Giderek
artan, içi boş özgüvenli insanlarla
ilgili bir saptama değil bu. Öğretmek işi, başkalarına bir hakikati anlatmak
işi, çok beyhude.
Doktorluk
ve tıp eğitim-öğretimi de bunlara uzak değil. Kendi adıma bana bir şey
öğretilmeye çalışıldığını hissettiğim çok az hatıram var. Bunlardan birinde
ikindi vakti gelen bir ekstansör tendon santral silip yaralanması için kıdemlim
Murat ağabeyin Green adlı el cerrahisi kitabını müdahale odasına kadar getirip,
ne yapılacağını bana gösterdiği günü sımsıcak hatırlıyorum. Aslında adı geçen
Murat ağabey ile sonraki zamanlarda tatlı bir ilişkimiz olmadı ama bunda benim
yapıp ettiklerimden ziyade onların önyargıları belirleyici oldu.
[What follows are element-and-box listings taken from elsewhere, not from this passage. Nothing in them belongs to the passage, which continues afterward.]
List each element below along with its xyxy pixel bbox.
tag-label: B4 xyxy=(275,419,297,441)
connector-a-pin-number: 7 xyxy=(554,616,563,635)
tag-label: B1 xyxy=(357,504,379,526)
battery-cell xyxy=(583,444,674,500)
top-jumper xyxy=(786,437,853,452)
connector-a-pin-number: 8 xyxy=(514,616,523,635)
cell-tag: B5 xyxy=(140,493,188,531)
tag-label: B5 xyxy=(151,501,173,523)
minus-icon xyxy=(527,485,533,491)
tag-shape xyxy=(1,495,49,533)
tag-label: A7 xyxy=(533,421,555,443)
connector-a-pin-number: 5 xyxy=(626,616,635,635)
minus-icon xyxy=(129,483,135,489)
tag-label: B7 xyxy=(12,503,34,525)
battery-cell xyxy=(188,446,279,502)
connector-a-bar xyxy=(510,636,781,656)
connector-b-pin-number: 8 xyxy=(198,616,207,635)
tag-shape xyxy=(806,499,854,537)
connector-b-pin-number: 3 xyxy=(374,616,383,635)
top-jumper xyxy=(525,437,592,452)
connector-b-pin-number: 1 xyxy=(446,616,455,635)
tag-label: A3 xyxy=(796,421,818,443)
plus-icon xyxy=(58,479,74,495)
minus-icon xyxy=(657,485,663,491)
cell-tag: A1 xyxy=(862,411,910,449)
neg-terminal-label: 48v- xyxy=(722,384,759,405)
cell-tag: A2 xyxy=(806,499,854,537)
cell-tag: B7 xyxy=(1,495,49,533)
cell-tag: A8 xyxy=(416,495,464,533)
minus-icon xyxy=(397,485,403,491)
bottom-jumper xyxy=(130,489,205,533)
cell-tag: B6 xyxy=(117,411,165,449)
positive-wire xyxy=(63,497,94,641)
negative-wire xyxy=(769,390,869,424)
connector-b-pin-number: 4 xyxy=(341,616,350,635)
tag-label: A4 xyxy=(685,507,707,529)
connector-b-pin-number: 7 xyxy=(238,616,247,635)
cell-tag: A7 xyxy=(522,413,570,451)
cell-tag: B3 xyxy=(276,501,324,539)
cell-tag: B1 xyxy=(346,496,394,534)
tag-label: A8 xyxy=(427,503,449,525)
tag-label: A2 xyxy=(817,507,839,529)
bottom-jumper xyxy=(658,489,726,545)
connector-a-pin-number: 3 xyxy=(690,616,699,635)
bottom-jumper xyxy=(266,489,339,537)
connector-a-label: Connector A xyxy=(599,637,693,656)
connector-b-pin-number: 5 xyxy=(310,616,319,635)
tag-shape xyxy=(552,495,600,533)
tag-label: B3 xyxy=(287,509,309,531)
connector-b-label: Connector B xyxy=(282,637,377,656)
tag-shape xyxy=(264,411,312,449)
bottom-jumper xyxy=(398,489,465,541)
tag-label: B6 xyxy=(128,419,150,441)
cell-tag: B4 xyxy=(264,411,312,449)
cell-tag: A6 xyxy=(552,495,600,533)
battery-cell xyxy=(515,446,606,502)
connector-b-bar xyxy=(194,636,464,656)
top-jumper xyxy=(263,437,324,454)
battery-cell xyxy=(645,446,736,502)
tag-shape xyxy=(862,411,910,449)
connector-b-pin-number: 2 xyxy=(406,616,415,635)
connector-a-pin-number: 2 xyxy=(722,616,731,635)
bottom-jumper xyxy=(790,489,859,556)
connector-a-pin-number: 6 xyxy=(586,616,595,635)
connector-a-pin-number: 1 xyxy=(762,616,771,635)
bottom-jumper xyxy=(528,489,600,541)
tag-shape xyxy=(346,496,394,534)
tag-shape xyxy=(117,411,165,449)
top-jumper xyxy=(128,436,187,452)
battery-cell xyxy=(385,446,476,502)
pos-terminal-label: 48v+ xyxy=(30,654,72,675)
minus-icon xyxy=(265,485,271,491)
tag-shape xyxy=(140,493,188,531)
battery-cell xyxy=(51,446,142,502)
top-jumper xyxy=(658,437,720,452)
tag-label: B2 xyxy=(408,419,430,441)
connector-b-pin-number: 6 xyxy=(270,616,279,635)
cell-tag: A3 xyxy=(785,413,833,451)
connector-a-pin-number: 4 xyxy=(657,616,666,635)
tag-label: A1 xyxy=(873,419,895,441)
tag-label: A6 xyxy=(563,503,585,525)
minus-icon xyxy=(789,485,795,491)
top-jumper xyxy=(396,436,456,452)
Onun beni ne
kadar sevdiğini hiç merak etmiyorum ve ben kalbimde ona karşı ciddi bir sevgi
taşıdığımı ve sebebinin en çok da bu olay olduğunu biliyorum.
Çok
şey öğrendim. Bunları birine öğretmek heyecanı duymadım. Fakat kimseden de
esirgemedim. Gerektiğinde verdim. Aslında çoğu insan bilgiye değer vermiyordu.
Bilgiye değer vermeyenler sadece para ve otoriteye değer veren bir kişiliğe
sahiptiler. Otorite dedikleri de kartondan kulelerdi. Bunu bile göremeyen
insanlar bilgiye nasıl kıymet vereceklerdi. Bir gün her şeyin iyi sonlanacağına
inancımı yitirmeden yoluma devam etmeye çalıştım. Yolun varacağı iyi bir
yer neresiydi? Bunun cevabını Konstantin Kavafis’in İtaki adlı şiirinin
İsmet Özel tarafından yapılan çevirisinde okumuştum.